The microgrid market is tilting toward solar PV generation as a preferred resource. This is especially the case within the context of remote microgrids due to the economic advantages these systems present from an ongoing operations and maintenance perspective. A concentrated effort to move closer to plug-and-play microgrids is also underway, with a variety of vendors touting this approach.
One can make the case that displacing high cost diesel fuel with fuel-free solar is a valid value proposition on paper. However, a variety of ancillary technologies can also be integrated into a remote microgrid setup to transfer this concept into economic savings in the field. Such integration could displace as much diesel as possible while also limiting wear and tear on fossil fuel generators and batteries. Yet, the hype surrounding the dynamic duo of solar plus storage is obscuring the fact that different tools can help build a market for microgrids, including short-term solar forecasting.
A Game Changer in Australia
The Commonwealth Scientific and Industrial Research Organization (CSIRO) of Australia has helped develop a plug-and-play microgrid offering that marries low cost short-term solar forecasting with load optimization and diesel scheduling innovations. The game changer is the ability to integrate low cost short-term solar forecasting into remote microgrids featuring ever increasing solar PV penetration over time, with early tests showing a 97% reduction in high ramp rate events and fuel savings of almost 8%.
Solar forecasting falls into two categories: long term and short term. Long-term forecasts look out over a period of time (such as a week) to optimize resource scheduling. This forecast is more relevant to grid-connected solar PV resources. Since these forecasts look out over a longer-term time horizon, error rates tend to be lower because the forecasts are far less granular than short-term solar forecasts.
Remote microgrids cannot sell any services back to a grid operator; thus, the prime focus for remote microgrids featuring high penetrations of solar PV is short-term solar forecasts. Fluctuations at this scale can lead to blackouts or inefficient use of scarce and expensive diesel fuel.
According to the analysis Navigant Research performed for CSIRO, it appears the key to commercial success of short-term solar forecasting is minimizing capital cost and error rates. One could argue that short-term solar forecasting should be the first response to managing the variability of solar energy, since it is far less costly than major hardware investments like advanced batteries.

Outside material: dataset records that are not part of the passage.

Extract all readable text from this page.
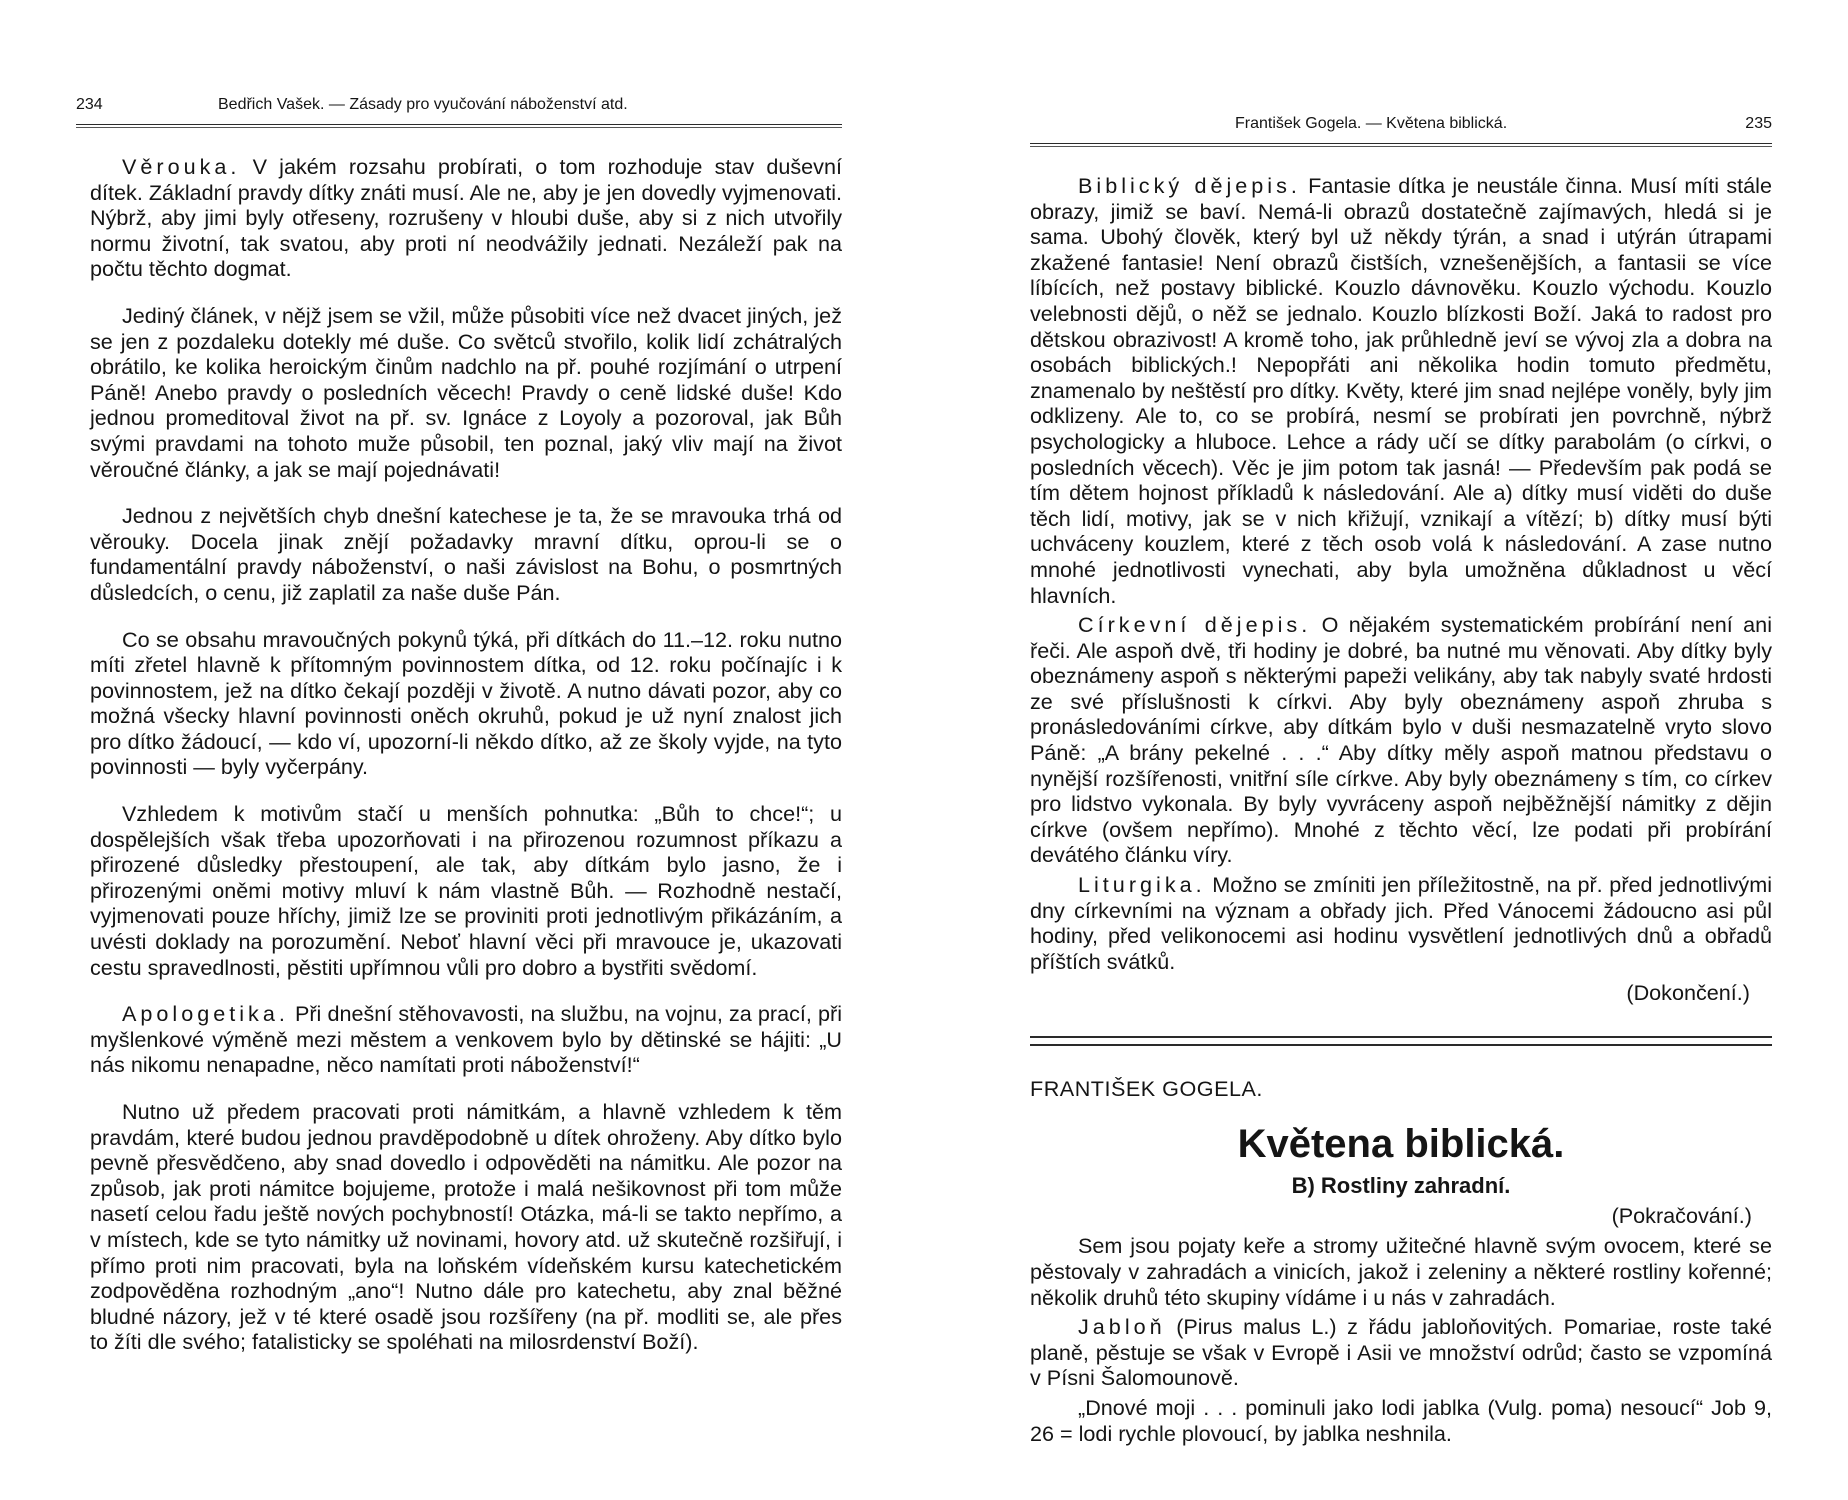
234	Bedřich Vašek. — Zásady pro vyučování náboženství atd.

Věrouka. V jakém rozsahu probírati, o tom rozhoduje stav duševní dítek. Základní pravdy dítky znáti musí. Ale ne, aby je jen dovedly vyjmenovati. Nýbrž, aby jimi byly otřeseny, rozrušeny v hloubi duše, aby si z nich utvořily normu životní, tak svatou, aby proti ní neodvážily jednati. Nezáleží pak na počtu těchto dogmat.

Jediný článek, v nějž jsem se vžil, může působiti více než dvacet jiných, jež se jen z pozdaleku dotekly mé duše. Co světců stvořilo, kolik lidí zchátralých obrátilo, ke kolika heroickým činům nadchlo na př. pouhé rozjímání o utrpení Páně! Anebo pravdy o posledních věcech! Pravdy o ceně lidské duše! Kdo jednou promeditoval život na př. sv. Ignáce z Loyoly a pozoroval, jak Bůh svými pravdami na tohoto muže působil, ten poznal, jaký vliv mají na život věroučné články, a jak se mají pojednávati!

Jednou z největších chyb dnešní katechese je ta, že se mravouka trhá od věrouky. Docela jinak znějí požadavky mravní dítku, oprou-li se o fundamentální pravdy náboženství, o naši závislost na Bohu, o posmrtných důsledcích, o cenu, již zaplatil za naše duše Pán.

Co se obsahu mravoučných pokynů týká, při dítkách do 11.–12. roku nutno míti zřetel hlavně k přítomným povinnostem dítka, od 12. roku počínajíc i k povinnostem, jež na dítko čekají později v životě. A nutno dávati pozor, aby co možná všecky hlavní povinnosti oněch okruhů, pokud je už nyní znalost jich pro dítko žádoucí, — kdo ví, upozorní-li někdo dítko, až ze školy vyjde, na tyto povinnosti — byly vyčerpány.

Vzhledem k motivům stačí u menších pohnutka: „Bůh to chce!“; u dospělejších však třeba upozorňovati i na přirozenou rozumnost příkazu a přirozené důsledky přestoupení, ale tak, aby dítkám bylo jasno, že i přirozenými oněmi motivy mluví k nám vlastně Bůh. — Rozhodně nestačí, vyjmenovati pouze hříchy, jimiž lze se proviniti proti jednotlivým přikázáním, a uvésti doklady na porozumění. Neboť hlavní věci při mravouce je, ukazovati cestu spravedlnosti, pěstiti upřímnou vůli pro dobro a bystřiti svědomí.

Apologetika. Při dnešní stěhovavosti, na službu, na vojnu, za prací, při myšlenkové výměně mezi městem a venkovem bylo by dětinské se hájiti: „U nás nikomu nenapadne, něco namítati proti náboženství!“

Nutno už předem pracovati proti námitkám, a hlavně vzhledem k těm pravdám, které budou jednou pravděpodobně u dítek ohroženy. Aby dítko bylo pevně přesvědčeno, aby snad dovedlo i odpověděti na námitku. Ale pozor na způsob, jak proti námitce bojujeme, protože i malá nešikovnost při tom může nasetí celou řadu ještě nových pochybností! Otázka, má-li se takto nepřímo, a v místech, kde se tyto námitky už novinami, hovory atd. už skutečně rozšiřují, i přímo proti nim pracovati, byla na loňském vídeňském kursu katechetickém zodpověděna rozhodným „ano“! Nutno dále pro katechetu, aby znal běžné bludné názory, jež v té které osadě jsou rozšířeny (na př. modliti se, ale přes to žíti dle svého; fatalisticky se spoléhati na milosrdenství Boží).

František Gogela. — Květena biblická.	235

Biblický dějepis. Fantasie dítka je neustále činna. Musí míti stále obrazy, jimiž se baví. Nemá-li obrazů dostatečně zajímavých, hledá si je sama. Ubohý člověk, který byl už někdy týrán, a snad i utýrán útrapami zkažené fantasie! Není obrazů čistších, vznešenějších, a fantasii se více líbících, než postavy biblické. Kouzlo dávnověku. Kouzlo východu. Kouzlo velebnosti dějů, o něž se jednalo. Kouzlo blízkosti Boží. Jaká to radost pro dětskou obrazivost! A kromě toho, jak průhledně jeví se vývoj zla a dobra na osobách biblických.! Nepopřáti ani několika hodin tomuto předmětu, znamenalo by neštěstí pro dítky. Květy, které jim snad nejlépe voněly, byly jim odklizeny. Ale to, co se probírá, nesmí se probírati jen povrchně, nýbrž psychologicky a hluboce. Lehce a rády učí se dítky parabolám (o církvi, o posledních věcech). Věc je jim potom tak jasná! — Především pak podá se tím dětem hojnost příkladů k následování. Ale a) dítky musí viděti do duše těch lidí, motivy, jak se v nich křižují, vznikají a vítězí; b) dítky musí býti uchváceny kouzlem, které z těch osob volá k následování. A zase nutno mnohé jednotlivosti vynechati, aby byla umožněna důkladnost u věcí hlavních.

Církevní dějepis. O nějakém systematickém probírání není ani řeči. Ale aspoň dvě, tři hodiny je dobré, ba nutné mu věnovati. Aby dítky byly obeznámeny aspoň s některými papeži velikány, aby tak nabyly svaté hrdosti ze své příslušnosti k církvi. Aby byly obeznámeny aspoň zhruba s pronásledováními církve, aby dítkám bylo v duši nesmazatelně vryto slovo Páně: „A brány pekelné . . .“ Aby dítky měly aspoň matnou představu o nynější rozšířenosti, vnitřní síle církve. Aby byly obeznámeny s tím, co církev pro lidstvo vykonala. By byly vyvráceny aspoň nejběžnější námitky z dějin církve (ovšem nepřímo). Mnohé z těchto věcí, lze podati při probírání devátého článku víry.

Liturgika. Možno se zmíniti jen příležitostně, na př. před jednotlivými dny církevními na význam a obřady jich. Před Vánocemi žádoucno asi půl hodiny, před velikonocemi asi hodinu vysvětlení jednotlivých dnů a obřadů příštích svátků.

(Dokončení.)
FRANTIŠEK GOGELA.
Květena biblická.
B) Rostliny zahradní.
(Pokračování.)

Sem jsou pojaty keře a stromy užitečné hlavně svým ovocem, které se pěstovaly v zahradách a vinicích, jakož i zeleniny a některé rostliny kořenné; několik druhů této skupiny vídáme i u nás v zahradách.

Jabloň (Pirus malus L.) z řádu jabloňovitých. Pomariae, roste také planě, pěstuje se však v Evropě i Asii ve množství odrůd; často se vzpomíná v Písni Šalomounově.

„Dnové moji . . . pominuli jako lodi jablka (Vulg. poma) nesoucí“ Job 9, 26 = lodi rychle plovoucí, by jablka neshnila.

Short-Term Forecasting Adds Value
The short-term solar forecasting technology embedded in the plug-and-play microgrid solution from CSIRO is well-suited to Australia. It also offers other forms of value. For one, it can be used in the planning process to shape the initial design. First Solar claims it can get within 1% accuracy of annual energy estimates from available solar resources, but the company has difficulty sizing batteries properly since short-term solar power production is too variable. The technology being developed by CSIRO can address this gap, developing better estimates of required capital costs during the design phase for better battery sizing.
Finally, short-term solar forecasting technology can also be an important tool utilized outside of a remote microgrid application such as in the case of virtual power plants (VPPs). Australia is emerging as a hotspot for VPPs, too. In fact, CSIRO is sponsoring a free event focused on VPPs on December 1. Australia just may be the center of digital grid innovations.